Listening to behavior rather than feedback reshaped Crewcial’s direction. “I listened to my users instead of sticking to my idea,” she said. “I’m so thankful for that.”
The speed trap
Both founders agree that AI has made experimentation easier than ever — and that this is both a gift and a trap. Tools like Cursor and Claude, which Berglöf calls “life-changing,” allow solo founders to move from idea to minimum viable product (MVP) in minutes. But that speed can mask deeper issues. “Scaling responsibly is harder than building fast,” she said, especially for non-technical founders who may not see where systems will break under real-world use.
That pressure to move quickly is also forcing builders to rethink what “good product sense” means in the AI era. Berglöf worries that some founders are outsourcing judgment too readily, particularly when it comes to user research. “I’m worried about people using LLMs for user research without understanding their biases,” she said.
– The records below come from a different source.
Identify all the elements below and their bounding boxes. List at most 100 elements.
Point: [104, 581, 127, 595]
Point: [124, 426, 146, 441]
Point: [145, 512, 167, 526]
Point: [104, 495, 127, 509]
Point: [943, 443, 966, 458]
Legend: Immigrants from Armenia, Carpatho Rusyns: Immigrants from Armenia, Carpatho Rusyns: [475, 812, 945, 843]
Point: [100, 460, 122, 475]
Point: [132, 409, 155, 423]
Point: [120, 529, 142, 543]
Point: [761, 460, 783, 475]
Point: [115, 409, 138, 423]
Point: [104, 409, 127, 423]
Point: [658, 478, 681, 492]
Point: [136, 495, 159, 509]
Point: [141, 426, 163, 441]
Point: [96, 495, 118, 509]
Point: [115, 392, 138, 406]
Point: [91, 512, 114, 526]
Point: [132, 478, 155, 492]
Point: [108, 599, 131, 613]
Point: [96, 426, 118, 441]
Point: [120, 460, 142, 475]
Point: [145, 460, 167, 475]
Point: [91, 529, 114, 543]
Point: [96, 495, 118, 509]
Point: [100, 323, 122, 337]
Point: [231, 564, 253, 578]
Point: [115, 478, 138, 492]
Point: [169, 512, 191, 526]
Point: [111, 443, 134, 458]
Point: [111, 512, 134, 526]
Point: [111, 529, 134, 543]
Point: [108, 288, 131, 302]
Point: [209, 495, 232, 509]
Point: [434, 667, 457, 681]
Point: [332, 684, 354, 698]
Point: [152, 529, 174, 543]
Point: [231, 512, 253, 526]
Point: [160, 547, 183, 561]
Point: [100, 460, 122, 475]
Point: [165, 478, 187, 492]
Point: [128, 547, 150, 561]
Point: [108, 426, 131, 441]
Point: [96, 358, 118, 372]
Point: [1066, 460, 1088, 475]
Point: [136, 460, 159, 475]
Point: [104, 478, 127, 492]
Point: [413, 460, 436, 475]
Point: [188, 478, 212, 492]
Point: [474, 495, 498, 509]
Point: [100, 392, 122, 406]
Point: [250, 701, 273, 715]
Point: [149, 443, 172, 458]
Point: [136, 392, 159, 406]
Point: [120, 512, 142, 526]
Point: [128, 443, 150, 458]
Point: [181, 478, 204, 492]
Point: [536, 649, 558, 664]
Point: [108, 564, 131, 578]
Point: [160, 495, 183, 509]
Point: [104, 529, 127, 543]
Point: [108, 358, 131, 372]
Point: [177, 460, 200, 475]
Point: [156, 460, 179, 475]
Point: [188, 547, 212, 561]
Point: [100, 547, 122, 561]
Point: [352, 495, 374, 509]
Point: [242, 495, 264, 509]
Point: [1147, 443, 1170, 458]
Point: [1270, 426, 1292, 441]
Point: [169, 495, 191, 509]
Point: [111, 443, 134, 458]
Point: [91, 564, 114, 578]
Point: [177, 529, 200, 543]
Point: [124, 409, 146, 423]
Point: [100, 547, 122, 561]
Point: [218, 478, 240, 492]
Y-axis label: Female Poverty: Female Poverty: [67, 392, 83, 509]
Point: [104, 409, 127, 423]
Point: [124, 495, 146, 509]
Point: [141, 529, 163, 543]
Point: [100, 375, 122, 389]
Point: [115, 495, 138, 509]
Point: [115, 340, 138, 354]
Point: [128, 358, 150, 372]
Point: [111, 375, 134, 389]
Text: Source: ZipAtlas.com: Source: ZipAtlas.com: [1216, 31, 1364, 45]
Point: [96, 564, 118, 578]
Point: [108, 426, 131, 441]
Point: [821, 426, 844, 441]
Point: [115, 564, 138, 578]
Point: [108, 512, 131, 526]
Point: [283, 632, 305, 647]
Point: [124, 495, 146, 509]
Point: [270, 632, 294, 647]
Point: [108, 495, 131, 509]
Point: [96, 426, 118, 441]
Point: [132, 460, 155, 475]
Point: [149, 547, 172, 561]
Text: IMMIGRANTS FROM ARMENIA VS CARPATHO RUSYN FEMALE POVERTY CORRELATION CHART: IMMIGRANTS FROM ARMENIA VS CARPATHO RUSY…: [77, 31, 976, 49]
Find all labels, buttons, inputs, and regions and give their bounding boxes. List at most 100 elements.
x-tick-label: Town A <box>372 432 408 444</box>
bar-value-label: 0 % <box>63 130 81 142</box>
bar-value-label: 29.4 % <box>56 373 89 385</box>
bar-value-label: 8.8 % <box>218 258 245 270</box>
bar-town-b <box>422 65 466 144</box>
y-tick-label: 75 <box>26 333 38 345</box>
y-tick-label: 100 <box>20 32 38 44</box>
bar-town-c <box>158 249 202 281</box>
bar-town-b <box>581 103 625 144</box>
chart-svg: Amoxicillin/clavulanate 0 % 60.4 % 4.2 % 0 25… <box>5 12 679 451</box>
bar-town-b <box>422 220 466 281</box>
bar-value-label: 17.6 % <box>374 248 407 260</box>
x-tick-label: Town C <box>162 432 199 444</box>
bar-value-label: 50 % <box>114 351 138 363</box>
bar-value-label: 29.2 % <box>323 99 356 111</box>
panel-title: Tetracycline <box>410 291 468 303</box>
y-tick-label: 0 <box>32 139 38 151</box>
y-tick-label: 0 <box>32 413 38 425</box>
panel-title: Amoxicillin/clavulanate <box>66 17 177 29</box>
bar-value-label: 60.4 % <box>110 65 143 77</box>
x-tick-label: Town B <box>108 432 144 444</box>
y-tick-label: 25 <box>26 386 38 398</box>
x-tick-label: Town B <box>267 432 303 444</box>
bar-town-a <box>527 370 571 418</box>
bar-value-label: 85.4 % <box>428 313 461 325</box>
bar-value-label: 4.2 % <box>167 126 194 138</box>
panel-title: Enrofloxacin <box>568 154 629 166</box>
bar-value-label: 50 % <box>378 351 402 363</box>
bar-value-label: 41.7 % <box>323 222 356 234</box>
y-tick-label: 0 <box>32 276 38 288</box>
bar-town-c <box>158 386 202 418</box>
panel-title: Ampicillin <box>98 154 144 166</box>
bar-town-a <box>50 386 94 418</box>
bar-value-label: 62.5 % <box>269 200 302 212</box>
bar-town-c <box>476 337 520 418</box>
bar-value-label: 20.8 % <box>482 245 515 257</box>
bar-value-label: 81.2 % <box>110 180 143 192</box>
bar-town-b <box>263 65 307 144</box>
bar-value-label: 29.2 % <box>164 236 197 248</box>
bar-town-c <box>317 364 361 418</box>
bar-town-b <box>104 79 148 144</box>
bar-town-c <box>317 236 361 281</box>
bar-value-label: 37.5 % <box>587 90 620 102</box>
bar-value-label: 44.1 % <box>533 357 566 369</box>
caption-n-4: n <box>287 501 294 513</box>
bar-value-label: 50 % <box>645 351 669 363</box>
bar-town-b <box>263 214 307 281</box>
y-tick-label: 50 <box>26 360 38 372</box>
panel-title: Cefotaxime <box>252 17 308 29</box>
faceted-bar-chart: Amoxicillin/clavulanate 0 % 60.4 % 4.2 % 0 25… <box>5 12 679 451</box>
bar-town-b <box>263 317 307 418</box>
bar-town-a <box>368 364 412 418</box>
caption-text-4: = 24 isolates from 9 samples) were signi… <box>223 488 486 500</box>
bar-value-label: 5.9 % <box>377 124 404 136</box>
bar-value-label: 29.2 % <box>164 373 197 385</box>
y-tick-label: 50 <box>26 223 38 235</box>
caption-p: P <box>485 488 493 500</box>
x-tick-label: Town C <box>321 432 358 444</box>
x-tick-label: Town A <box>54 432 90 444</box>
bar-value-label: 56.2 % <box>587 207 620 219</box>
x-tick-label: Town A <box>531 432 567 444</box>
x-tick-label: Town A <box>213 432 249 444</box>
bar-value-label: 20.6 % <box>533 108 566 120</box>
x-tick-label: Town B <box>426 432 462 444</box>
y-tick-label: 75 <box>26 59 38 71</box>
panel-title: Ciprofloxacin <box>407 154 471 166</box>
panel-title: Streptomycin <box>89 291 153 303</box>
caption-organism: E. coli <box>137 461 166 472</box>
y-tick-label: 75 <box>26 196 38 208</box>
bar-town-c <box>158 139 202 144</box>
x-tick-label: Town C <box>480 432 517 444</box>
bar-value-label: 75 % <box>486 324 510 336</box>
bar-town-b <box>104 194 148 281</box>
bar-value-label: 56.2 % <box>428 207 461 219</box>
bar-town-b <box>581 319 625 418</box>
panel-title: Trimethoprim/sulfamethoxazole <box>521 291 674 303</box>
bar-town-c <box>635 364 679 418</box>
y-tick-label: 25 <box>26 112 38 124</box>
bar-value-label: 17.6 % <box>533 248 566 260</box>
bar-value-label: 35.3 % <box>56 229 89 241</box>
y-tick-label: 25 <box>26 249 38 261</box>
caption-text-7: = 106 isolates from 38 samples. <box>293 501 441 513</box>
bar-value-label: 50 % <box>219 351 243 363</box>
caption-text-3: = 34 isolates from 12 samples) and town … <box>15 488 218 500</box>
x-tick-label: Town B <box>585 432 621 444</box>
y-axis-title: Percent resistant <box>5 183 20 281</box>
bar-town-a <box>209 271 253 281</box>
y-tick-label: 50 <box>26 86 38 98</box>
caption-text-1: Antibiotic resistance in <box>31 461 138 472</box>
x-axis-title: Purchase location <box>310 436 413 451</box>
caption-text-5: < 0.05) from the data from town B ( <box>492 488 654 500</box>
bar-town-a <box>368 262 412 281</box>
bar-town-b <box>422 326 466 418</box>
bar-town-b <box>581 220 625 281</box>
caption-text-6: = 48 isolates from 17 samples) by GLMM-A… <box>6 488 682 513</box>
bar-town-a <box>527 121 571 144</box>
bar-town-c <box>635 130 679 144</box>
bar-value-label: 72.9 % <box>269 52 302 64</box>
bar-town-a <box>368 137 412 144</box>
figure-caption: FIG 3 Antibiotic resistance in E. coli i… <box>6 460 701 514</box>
In areas like health, she noted, models trained on skewed data can quietly reinforce gaps — including poor coverage of women’s issues — leading to products that simply don’t work for large parts of their intended audience.
In her own work, that awareness has shaped how she evaluates AI-driven insights, treating them as inputs rather than answers. “Those who understand the problem and understand distribution will win,” she said, not those who assume the model knows best.
The invisible assistant
For Gillow, the end goal is technology that disappears rather than dominates. “I’m a big believer in tech that gets out of our way,” she said. The most successful AI products, in her view, will feel less like tools and more like quiet infrastructure: invisible personal assistants doing useful work in the background rather than demanding attention.
Design plays a critical role in making that possible, and Gillow believes it’s an area where startup culture is shifting. “There’s a certain snobbishness among ‘tech bros’ when it comes to good design,” she said. “But technical ability and an eye for aesthetics are a dream combo.” She argues that women builders, often combining engineering, design, and user empathy, are helping to reset those priorities.
Berglöf sees the same trend in Sweden’s startup scene, supported by structural factors such as a law that allows employees to take six-month sabbaticals to start a company. “We’re seeing more women who can both code and design, and that’s incredibly powerful,” she said. “Understanding your client’s job-to-be-done is more important than technical skills today. Slapping an AI label on your product doesn’t work anymore.”
Both founders see the next phase of AI innovation as quieter, more grounded, and more consequential. Berglöf hopes it will be defined by companies tackling problems like climate resilience, education, and democracy – less obsessed with the mechanics of AI, and more focused on why it’s being used at all.
Gillow puts it more simply. “Build stuff that helps people,” she said. “And make sure it actually ships.”